Aber Köhler spricht keines der Themen an, die die Republik in diesen Wochen bewegt. Erscheint dem ehemaligen Direktor des Internationalen Währungsfonds (IWF) die Euro-Krise nicht bedrohlich genug, die deutsche Rekord-Staatsverschulung nicht dramatisch genug, die Sozialstaatsdebatte nicht scharfzüngig genug? Auch gestern war es allein das Protokoll, das den Bundespräsidenten in die Öffentlichkeit zog. Im Schloss Bellevue verlieh er zuerst Schauspielerin Marie-Luise Marjan alias "Mutter Beimer" für deren ehrenamtliche Engagement im Kinderhilfswerk Plan International das Große Bundesverdienstkreuz. Später ernannte er Andreas Voßkuhle zum neuen Präsidenten des Bundesverfassungs- gerichts und verlieh dessen Vorgänger Hans-Jürgen Papier auch das Verdienstkreuz. Doch Köhler haben die Vorwürfe offenbar zugesetzt. In seiner Ansprache zu Ehren der Richter wiederholte er, was er schon im Bundestag nach seiner Wiederwahl im vergangenen Mai gesagt hatte: dass er sich verstärkt für eine lebendigere Demokratie einsetzen wolle. "Ich habe mir dies als einen Schwerpunkt meiner zweiten Amtszeit vorgenommen." Damals im Bundestag hatte Köhler gesagt: "Demokratie, das sind wir alle." Danach hatte er sich vor die Fernsehkameras gestellt und die Direktwahl des Bundespräsidenten gefordert. Niemand in der schwarz-gelben Koalition, die ihn gerade erst gewählt hatte, fand diesen Vorschlag sinnvoll. Selbst Kanzlerin Angela Merkel wollte nichts davon wissen.

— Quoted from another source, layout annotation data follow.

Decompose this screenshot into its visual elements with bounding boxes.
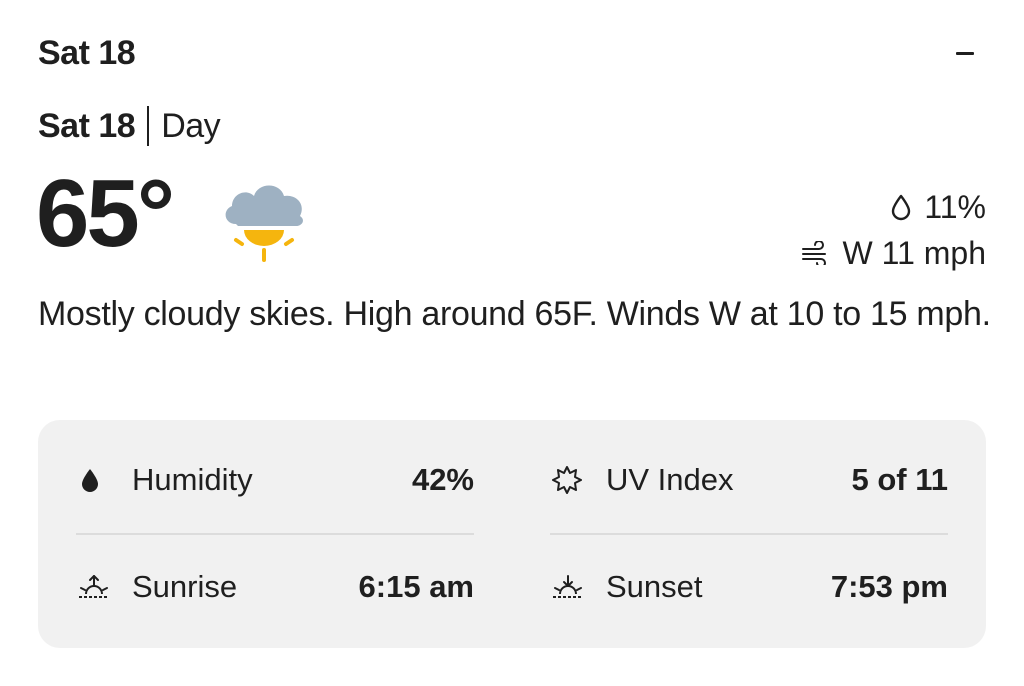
details-card: Humidity 42% UV Index 5 of 11 Sunrise 6:… [38,420,986,648]
sunrise-row: Sunrise 6:15 am [78,557,474,617]
sunset-icon [552,574,592,600]
day-part-label: Day [161,106,221,145]
row-divider [76,533,474,535]
uv-index-value: 5 of 11 [851,462,949,497]
precip-value: 11% [924,188,986,225]
quick-stats: 11% W 11 mph [801,184,986,276]
humidity-row: Humidity 42% [78,450,474,510]
minus-icon [956,51,974,55]
uv-index-row: UV Index 5 of 11 [552,450,948,510]
wind-info: W 11 mph [801,230,986,276]
sunrise-icon [78,574,118,600]
sunrise-value: 6:15 am [358,569,474,604]
sunset-label: Sunset [606,569,703,604]
row-divider [550,533,948,535]
sunset-value: 7:53 pm [830,569,948,604]
day-part-heading: Sat 18 Day [38,106,221,146]
uv-sun-icon [552,465,592,495]
wind-value: W 11 mph [842,234,986,271]
temperature: 65° [36,160,175,267]
sunset-row: Sunset 7:53 pm [552,557,948,617]
partly-cloudy-sun-icon [218,176,308,268]
wind-icon [801,241,826,265]
humidity-value: 42% [411,462,474,497]
collapse-button[interactable] [950,38,980,68]
day-title: Sat 18 [38,34,136,72]
forecast-description: Mostly cloudy skies. High around 65F. Wi… [38,295,991,333]
raindrop-outline-icon [892,194,911,221]
uv-index-label: UV Index [606,462,734,497]
humidity-label: Humidity [132,462,253,497]
drop-filled-icon [78,467,118,493]
day-part-date: Sat 18 [38,106,136,145]
heading-divider [147,106,150,146]
precip-chance: 11% [801,184,986,230]
sunrise-label: Sunrise [132,569,238,604]
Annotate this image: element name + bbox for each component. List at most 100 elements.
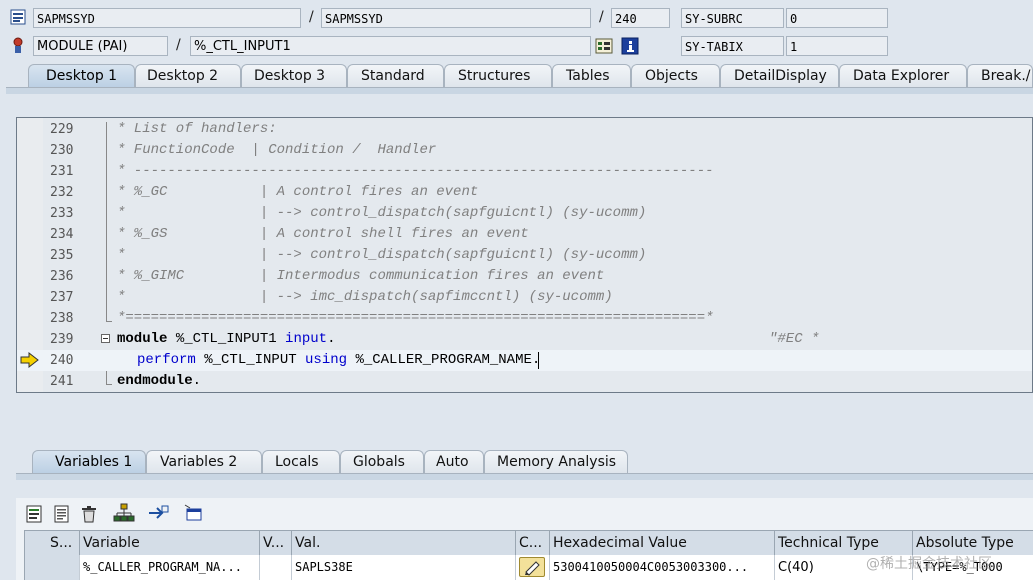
value-cell[interactable]: SAPLS38E (292, 555, 516, 580)
main-program-field[interactable]: SAPMSSYD (33, 8, 301, 28)
comment-text: *=======================================… (117, 310, 714, 326)
edit-pencil-icon[interactable] (519, 557, 545, 577)
line-number: 231 (50, 164, 74, 179)
program-icon (10, 9, 26, 25)
col-header-absolute-type[interactable]: Absolute Type (913, 531, 1033, 555)
code-line[interactable]: 239 module %_CTL_INPUT1 input. "#EC * (17, 329, 1032, 350)
hex-value-cell[interactable]: 5300410050004C0053003300... (550, 555, 775, 580)
tab-divider (16, 473, 1033, 480)
tab-locals[interactable]: Locals (262, 450, 340, 473)
period: . (192, 373, 202, 389)
display-list-icon[interactable] (595, 37, 613, 55)
tab-desktop-3[interactable]: Desktop 3 (241, 64, 347, 87)
tab-detail-display[interactable]: DetailDisplay (720, 64, 839, 87)
sy-subrc-value[interactable]: 0 (786, 8, 888, 28)
comment-text: * --------------------------------------… (117, 163, 714, 179)
line-number: 241 (50, 374, 74, 389)
comment-text: * %_GC | A control fires an event (117, 184, 479, 200)
source-code-editor[interactable]: 229 * List of handlers: 230 * FunctionCode… (16, 117, 1033, 393)
keyword-perform: perform (137, 352, 196, 368)
code-line[interactable]: 229 * List of handlers: (17, 119, 1032, 140)
text-cursor (538, 352, 539, 369)
code-line[interactable]: 231 * -----------------------------------… (17, 161, 1032, 182)
code-line[interactable]: 234 * %_GS | A control shell fires an eve… (17, 224, 1032, 245)
main-tabstrip: Desktop 1 Desktop 2 Desktop 3 Standard S… (6, 64, 1033, 88)
col-header-status[interactable]: S... (24, 531, 80, 555)
separator: / (599, 9, 604, 25)
fold-bracket (106, 384, 112, 385)
col-header-change[interactable]: C... (516, 531, 550, 555)
line-number: 234 (50, 227, 74, 242)
col-header-value[interactable]: Val. (292, 531, 516, 555)
tab-desktop-2[interactable]: Desktop 2 (135, 64, 241, 87)
new-window-icon[interactable] (184, 504, 204, 522)
comment-text: * | --> imc_dispatch(sapfimccntl) (sy-uc… (117, 289, 613, 305)
line-number: 229 (50, 122, 74, 137)
col-header-technical-type[interactable]: Technical Type (775, 531, 913, 555)
col-header-hex[interactable]: Hexadecimal Value (550, 531, 775, 555)
sy-subrc-label: SY-SUBRC (681, 8, 784, 28)
tab-divider (6, 87, 1033, 94)
tab-auto[interactable]: Auto (424, 450, 484, 473)
tab-tables[interactable]: Tables (552, 64, 631, 87)
current-statement-arrow-icon (20, 351, 40, 369)
tab-objects[interactable]: Objects (631, 64, 720, 87)
line-number: 236 (50, 269, 74, 284)
comment-text: * FunctionCode | Condition / Handler (117, 142, 437, 158)
event-type-field[interactable]: MODULE (PAI) (33, 36, 168, 56)
navigate-icon[interactable] (147, 503, 169, 523)
v-cell[interactable] (260, 555, 292, 580)
tab-globals[interactable]: Globals (340, 450, 424, 473)
tab-variables-2[interactable]: Variables 2 (146, 450, 262, 473)
watermark: @稀土掘金技术社区 (866, 556, 992, 572)
line-number: 240 (50, 353, 74, 368)
tab-memory-analysis[interactable]: Memory Analysis (484, 450, 628, 473)
detail-view-icon[interactable] (26, 505, 44, 523)
code-line[interactable]: 232 * %_GC | A control fires an event (17, 182, 1032, 203)
code-line[interactable]: 236 * %_GIMC | Intermodus communication f… (17, 266, 1032, 287)
collapse-toggle-icon[interactable] (101, 334, 110, 343)
code-statement: perform %_CTL_INPUT using %_CALLER_PROGR… (137, 350, 540, 371)
sy-tabix-label: SY-TABIX (681, 36, 784, 56)
keyword-module: module (117, 331, 168, 347)
document-icon[interactable] (53, 505, 71, 523)
tab-data-explorer[interactable]: Data Explorer (839, 64, 967, 87)
event-name-field[interactable]: %_CTL_INPUT1 (190, 36, 591, 56)
comment-text: * %_GIMC | Intermodus communication fire… (117, 268, 605, 284)
tab-structures[interactable]: Structures (444, 64, 552, 87)
sy-tabix-value[interactable]: 1 (786, 36, 888, 56)
separator: / (309, 9, 314, 25)
tab-breakpoints[interactable]: Break./ (967, 64, 1033, 87)
period: . (327, 331, 336, 347)
code-line[interactable]: 233 * | --> control_dispatch(sapfguicntl)… (17, 203, 1032, 224)
current-code-line[interactable]: 240 perform %_CTL_INPUT using %_CALLER_P… (17, 350, 1032, 371)
line-number: 238 (50, 311, 74, 326)
comment-text: * | --> control_dispatch(sapfguicntl) (s… (117, 247, 647, 263)
hierarchy-icon[interactable] (113, 503, 135, 523)
line-number: 233 (50, 206, 74, 221)
row-status-cell[interactable] (24, 555, 80, 580)
code-statement: module %_CTL_INPUT1 input. (117, 329, 335, 350)
comment-text: * %_GS | A control shell fires an event (117, 226, 529, 242)
tab-standard[interactable]: Standard (347, 64, 444, 87)
col-header-variable[interactable]: Variable (80, 531, 260, 555)
line-number: 237 (50, 290, 74, 305)
col-header-v[interactable]: V... (260, 531, 292, 555)
code-line[interactable]: 241 endmodule. (17, 371, 1032, 392)
keyword-input: input (285, 331, 328, 347)
separator: / (176, 37, 181, 53)
tab-desktop-1[interactable]: Desktop 1 (28, 64, 135, 87)
code-line[interactable]: 230 * FunctionCode | Condition / Handler (17, 140, 1032, 161)
tab-variables-1[interactable]: Variables 1 (32, 450, 146, 473)
change-cell[interactable] (516, 555, 550, 580)
keyword-using: using (305, 352, 348, 368)
delete-icon[interactable] (80, 505, 98, 523)
code-line[interactable]: 237 * | --> imc_dispatch(sapfimccntl) (sy… (17, 287, 1032, 308)
info-icon[interactable] (621, 37, 639, 55)
code-line[interactable]: 235 * | --> control_dispatch(sapfguicntl)… (17, 245, 1032, 266)
line-number: 232 (50, 185, 74, 200)
code-line[interactable]: 238 *====================================… (17, 308, 1032, 329)
include-program-field[interactable]: SAPMSSYD (321, 8, 591, 28)
line-number-field[interactable]: 240 (611, 8, 670, 28)
variable-name-cell[interactable]: %_CALLER_PROGRAM_NA... (80, 555, 260, 580)
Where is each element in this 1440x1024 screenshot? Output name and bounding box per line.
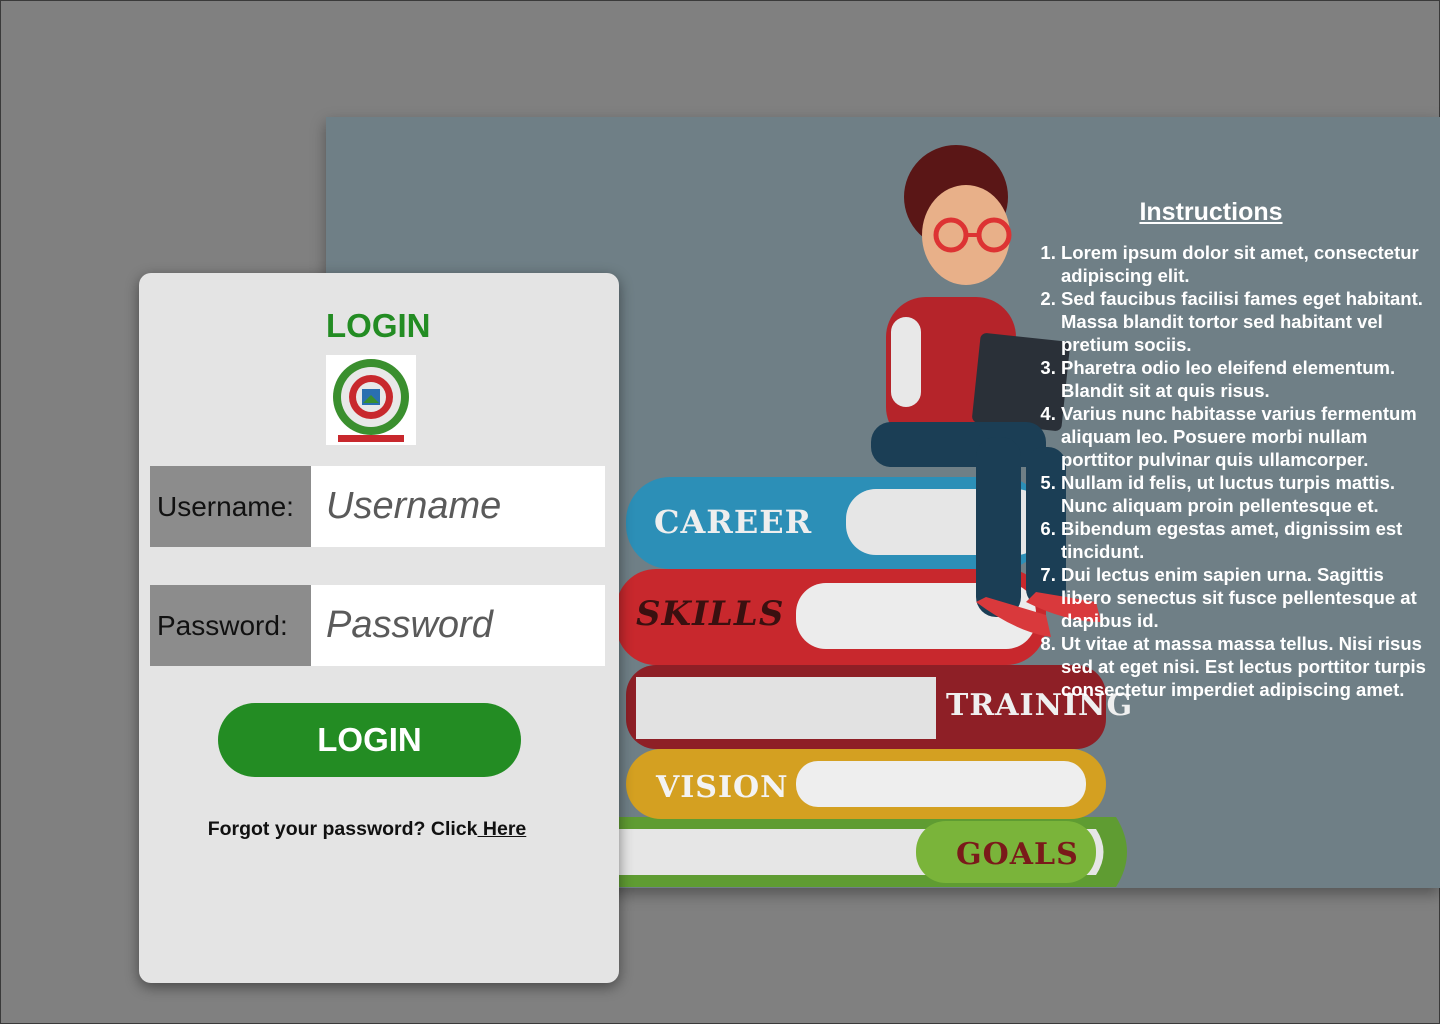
book-label-goals: GOALS [956,837,1079,872]
instruction-item: Sed faucibus facilisi fames eget habitan… [1061,287,1438,356]
instruction-item: Lorem ipsum dolor sit amet, consectetur … [1061,241,1438,287]
instruction-item: Pharetra odio leo eleifend elementum. Bl… [1061,356,1438,402]
login-button[interactable]: LOGIN [218,703,521,777]
forgot-password-prompt: Forgot your password? Click [207,818,478,840]
password-row: Password: [150,585,605,666]
instructions-panel: Instructions Lorem ipsum dolor sit amet,… [1030,198,1438,701]
password-input[interactable] [311,585,605,666]
university-logo [326,355,416,445]
book-label-career: CAREER [654,503,812,541]
login-heading: LOGIN [326,307,431,344]
forgot-password-link[interactable]: Here [478,818,526,840]
username-row: Username: [150,466,605,547]
instruction-item: Varius nunc habitasse varius fermentum a… [1061,402,1438,471]
book-goals: GOALS [556,817,1127,887]
book-label-skills: SKILLS [636,594,784,634]
forgot-password-text: Forgot your password? Click Here [139,818,595,841]
password-label: Password: [150,585,311,666]
username-input[interactable] [311,466,605,547]
login-card: LOGIN Username: Password: LOGIN Forgot y… [139,273,619,983]
instruction-item: Ut vitae at massa massa tellus. Nisi ris… [1061,632,1438,701]
book-label-vision: VISION [655,770,789,805]
instruction-item: Nullam id felis, ut luctus turpis mattis… [1061,471,1438,517]
book-vision: VISION [626,749,1106,819]
username-label: Username: [150,466,311,547]
instruction-item: Bibendum egestas amet, dignissim est tin… [1061,517,1438,563]
instruction-item: Dui lectus enim sapien urna. Sagittis li… [1061,563,1438,632]
instructions-title: Instructions [1139,198,1283,226]
university-seal-icon [333,359,409,442]
instructions-list: Lorem ipsum dolor sit amet, consectetur … [1030,241,1438,701]
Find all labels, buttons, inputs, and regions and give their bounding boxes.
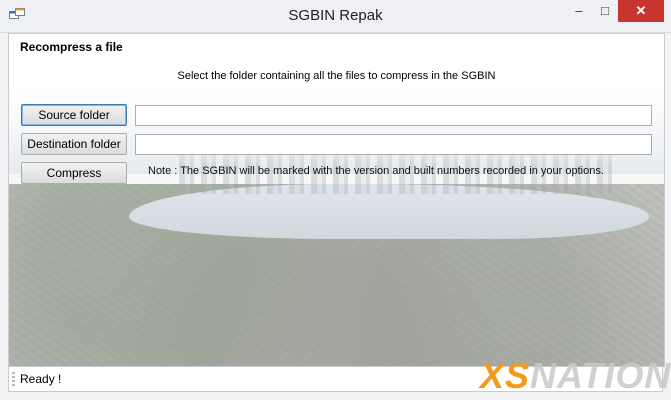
grip-icon — [12, 372, 15, 386]
compress-button[interactable]: Compress — [21, 162, 127, 184]
section-title: Recompress a file — [20, 40, 123, 54]
source-folder-field[interactable] — [135, 105, 652, 126]
destination-folder-button[interactable]: Destination folder — [21, 133, 127, 155]
note-text: Note : The SGBIN will be marked with the… — [148, 165, 604, 177]
status-text: Ready ! — [20, 372, 62, 386]
watermark-logo: XSNATION — [480, 356, 671, 396]
close-button[interactable]: ✕ — [618, 0, 664, 22]
maximize-button[interactable]: □ — [592, 0, 618, 22]
main-panel: Recompress a file Select the folder cont… — [8, 33, 665, 367]
minimize-button[interactable]: – — [566, 0, 592, 22]
watermark-xs: XS — [480, 355, 531, 396]
source-folder-button[interactable]: Source folder — [21, 104, 127, 126]
background-image — [9, 34, 664, 366]
title-bar: SGBIN Repak – □ ✕ — [0, 0, 671, 33]
destination-folder-field[interactable] — [135, 134, 652, 155]
instruction-text: Select the folder containing all the fil… — [177, 70, 496, 82]
watermark-nation: NATION — [530, 355, 671, 396]
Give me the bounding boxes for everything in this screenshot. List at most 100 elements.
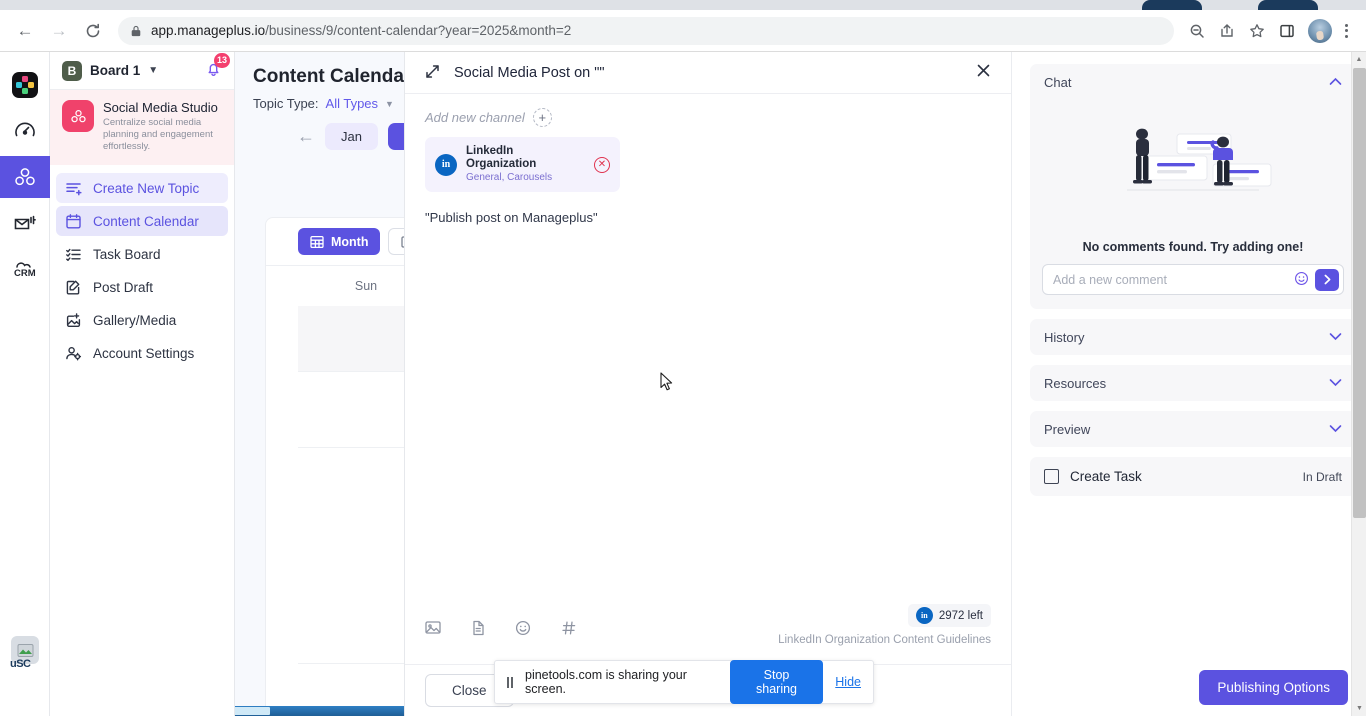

Es ist unwahrscheinlich, dass Köhler nun erneut mit demselben Thema Gehör findet. Dabei könnte er gehört werden. Genügend Machtinstrumente hätte er. Das erste: Er darf das Parlament auflösen. Das zweite: Er darf seine Unterschrift zu einem Gesetz verweigern. Das entscheidende aber ist: Sein Wort hat Bedeutung. Alle drei Machtinstrumente hat Horst Köhler am Anfang seiner ersten Amtszeit eingesetzt. Dass er die ersten beiden Waffen erneut zückt, erwartet niemand von ihm. Wohl aber, dass er sein Versprechen ein zweites Mal einlöst, das er nach seiner ersten Wahl den Bürgern gegeben hatte: ein offener, unbequemer Bundespräsident zu sein, der sich in ihm wichtig erscheinende Debatten einmischt. In seiner ersten Amtszeit hatte er den Konflikt mit der rot-grünen und später mit der schwarz-roten Koalition geradezu gesucht und vehement zu mehr Reformeifer aufgerufen. Bis auf seinen Einsatz für Afrika hat er in der zweiten Amtszeit keine Akzente gesetzt, innenpolitisch schon gar nicht.

Vielleicht ist Köhler auch momentan zu sehr mit seinem Bundespräsidialamt beschäftigt. Mehrere Spitzenbeamte haben sich neue Aufgaben gesucht. Bald geht auch Köhlers Sprecher Martin Kothé. Es heißt, Kothé und Köhlers Staatssekretär Hans-Jürgen Wolff kämen nicht miteinander zurecht. Auch dem Bundespräsidenten wird die Personalfluktuation zugeschrieben. Nicht wenige Mitarbeiter hätten den nach außen so ruhig wirkenden Köhler als aufbrausend und jähzornig erlebt, ist zu hören.

Gründe für Köhlers Schweigen sind es wohl nicht. SPD-Politiker Oppermann meint, andere Motive bei Köhler entdeckt zu haben. Es dürfe nicht vergessen werden, dass er "ein politisches Ziehkind" der schwarz-gelben Koalition sei, sagte er. "Vielleicht schämt er sich seiner Herkunft."